In the annals of India’s administrative history, some officers manage systems — and a rare few build them. Aruna Sundararajan belongs to the latter category. Trained in philosophy and public administration, she did not enter the civil services as a technologist. Yet she emerged as one of the principal architects of India’s digital governance framework — proving that foresight, not formal training, defines transformation.
“Her training in philosophy meant she asked not just what technology could do, but what it should do for society.”
Born on 12 July 1959 in Kerala, Sundararajan grew up close to nature in the Nilgiri region. Trekking through the Western Ghats became a lifelong passion, one she often described as essential for balance in a high-pressure service. That ability to combine perspective with purpose would later define her leadership style.
She joined the Indian Administrative Service (IAS) in 1982, Kerala cadre, beginning a career that spanned nearly four decades across economic administration, investment promotion, IT, and telecommunications. With a Master’s degree in Philosophy and a Diploma in Public Administration from France’s École nationale d’administration, her academic grounding sharpened her ethical lens. She was not trained in coding or engineering — but she possessed something more enduring: the ability to anticipate how technology would reshape governance long before it became a policy buzzword.
1998: Kerala’s Digital Foundation
The turning point came in 1998, when Sundararajan convinced Chief Minister E.K. Nayanar that the IT revolution was inevitable and Kerala needed a dedicated Department of Information Technology. She went on to establish the state’s first-ever IT department — a structural reform that fundamentally altered Kerala’s development trajectory.
“Kerala’s early leadership in digital governance was not accidental. It was architected.”
In 2002, she conceived and spearheaded the Akshaya Project, one of the largest digital literacy missions in the world. Over one million people were trained in basic computer skills in campaign mode. At a time when the digital divide was wide and rural connectivity limited, Akshaya democratized access to technology and earned domestic and international acclaim.
Her contributions also included helping establish InfoPark Kochi and the Indian Institute of Information Technology and Management–Kerala (IIITM-K) — institutions that strengthened the state’s IT ecosystem and employment landscape. These initiatives ensured that technology was embedded within governance architecture, not treated as an auxiliary function.

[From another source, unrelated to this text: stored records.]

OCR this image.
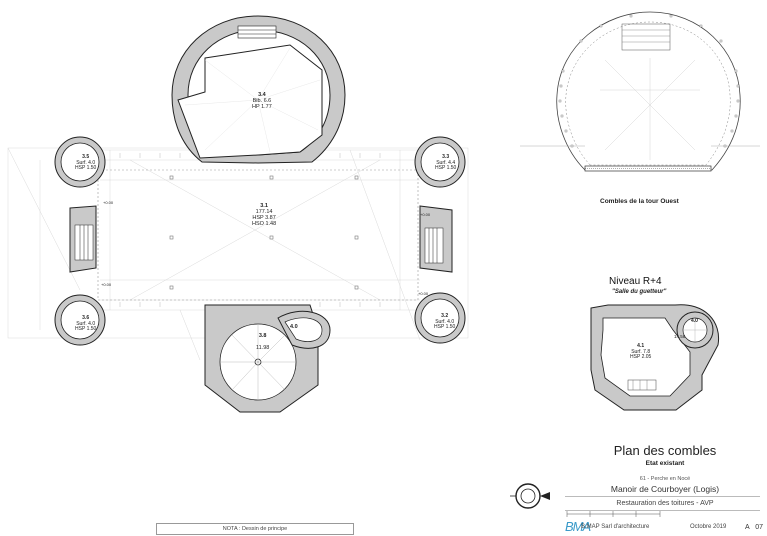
3.4
Bib. 6.6
HP 1.77
3.5
Surf. 4.0
HSP 1.50
3.3
Surf. 4.4
HSP 1.50
3.1
177.14
HSP 3.87
HSO 1.48
3.6
Surf. 4.0
HSP 1.50
3.8
11.98
4.0
3.2
Surf. 4.0
HSP 1.50
4.1
Surf. 7.8
HSP 2.05
4.0
14.58
+0.00
+0.00
+0.00
+0.00
Combles de la tour Ouest
Niveau R+4
"Salle du guetteur"
Plan des combles
Etat existant
61 - Perche en Nocé
Manoir de Courboyer (Logis)
Restauration des toitures - AVP
BMA
B.MAP Sarl d'architecture	Octobre 2019	A 07
NOTA : Dessin de principe
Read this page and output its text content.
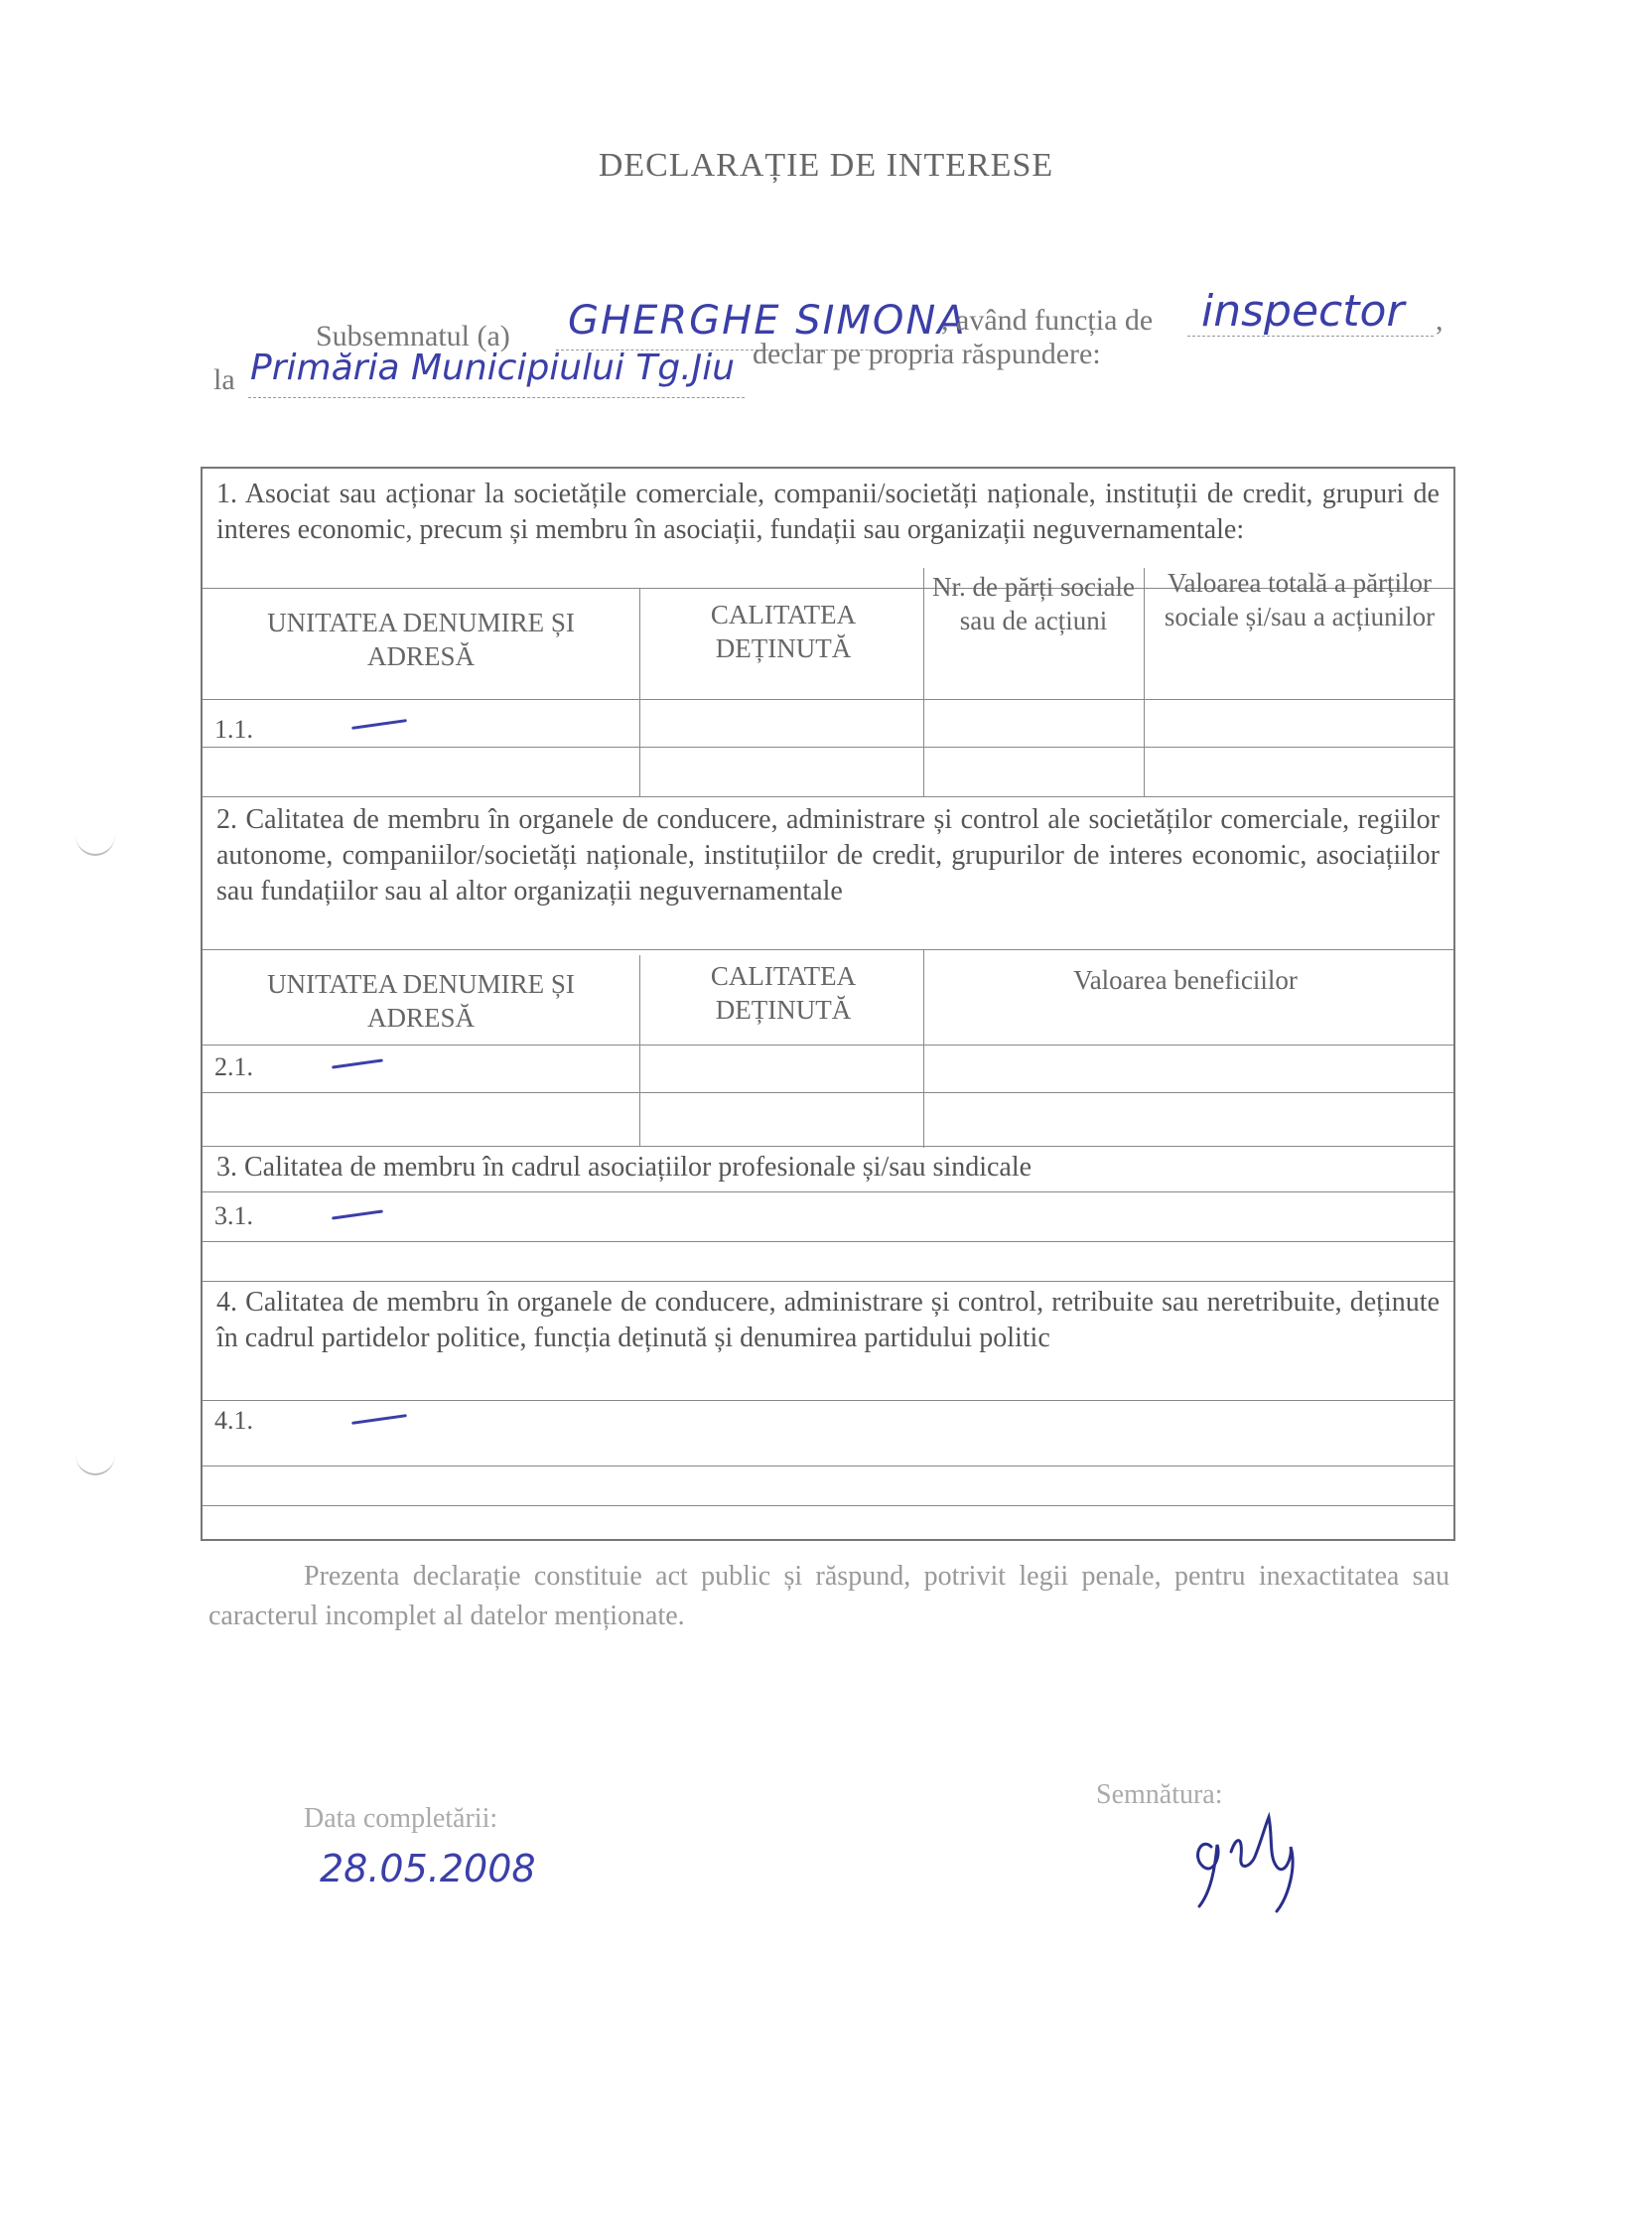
DECLARAȚIE DE INTERESE
Subsemnatul (a) GHERGHE SIMONA
, având funcția de inspector ,
la Primăria Municipiului Tg.Jiu declar pe propria răspundere:
1. Asociat sau acționar la societățile comerciale, companii/societăți naționale, instituții de credit, grupuri de interes economic, precum și membru în asociații, fundații sau organizații neguvernamentale:
UNITATEA DENUMIRE ȘI ADRESĂ
CALITATEA DEȚINUTĂ
Nr. de părți sociale sau de acțiuni
Valoarea totală a părților sociale și/sau a acțiunilor
1.1.
2. Calitatea de membru în organele de conducere, administrare și control ale societăților comerciale, regiilor autonome, companiilor/societăți naționale, instituțiilor de credit, grupurilor de interes economic, asociațiilor sau fundațiilor sau al altor organizații neguvernamentale
UNITATEA DENUMIRE ȘI ADRESĂ
CALITATEA DEȚINUTĂ
Valoarea beneficiilor
2.1.
3. Calitatea de membru în cadrul asociațiilor profesionale și/sau sindicale
3.1.
4. Calitatea de membru în organele de conducere, administrare și control, retribuite sau neretribuite, deținute în cadrul partidelor politice, funcția deținută și denumirea partidului politic
4.1.
Prezenta declarație constituie act public și răspund, potrivit legii penale, pentru inexactitatea sau caracterul incomplet al datelor menționate.
Data completării:
28.05.2008
Semnătura:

From State Innovation to National Transformation
After decades of service in Kerala, Sundararajan moved to national leadership roles. She served as:
- CEO, Common Services Centre (CSC) Project under the National e-Governance Plan
- Country Head, Global E-Schools Initiative (United Nations)
- Senior positions overseeing telecom and broadband expansion
In July 2016, she was appointed Secretary, Ministry of Electronics and Information Technology (MeitY). India’s digital push was accelerating — digital payments were expanding, service delivery was going online, cybersecurity concerns were rising. As MeitY Secretary, she spearheaded critical components of the Digital India programme, focusing on inclusion, scale, and sustainability. Her emphasis was clear: technology must empower citizens, not merely modernize files.
Steering Telecom Through Disruption
In June 2017, she became Telecom Secretary of India, inheriting a sector in turmoil after the entry of Reliance Jio. Revenues were collapsing, consolidation was intense, and industry-government tensions were high.
Her leadership during this period was marked by clarity and composure. She maintained that while companies compete in markets, government must safeguard public policy and national interest.
Under her stewardship, the government rolled out the National Digital Communications Policy (NDCP) 2018 — an ambitious blueprint targeting:
- $100 billion in investments
- Creation of 4 million jobs
- Broadband for all citizens
She also chaired the high-level forum preparing India’s 5G roadmap, positioning the country for next-generation connectivity.
When she retired on 31 July 2019, she left behind frameworks that continue to shape India’s digital infrastructure landscape.
Why She Belongs in “Legends of Bureaucracy”
Aruna Sundararajan is a legend because she anticipated the digital state before it fully emerged.
- She institutionalised IT governance in Kerala in 1998.
- She democratised digital literacy in 2002.
- She scaled Digital India during its formative years.
- She stabilised telecom policy during its most disruptive phase.
- She built policies that continue to guide India’s communications future.
“Her imprint is not just indelible — it is infrastructural. Every time a citizen logs into a digital service, pays online, or connects to broadband, they are walking through systems she helped architect.”
Most importantly, she demonstrated that one does not need to be an engineer to shape technological transformation. What is required is vision, institutional courage, and unwavering public purpose.
Her journey reflects the evolution of Indian bureaucracy itself — from managing scarcity to designing systems, from administrative control to digital empowerment. And in the story of India’s digital century, Aruna Sundararajan’s legacy remains foundational.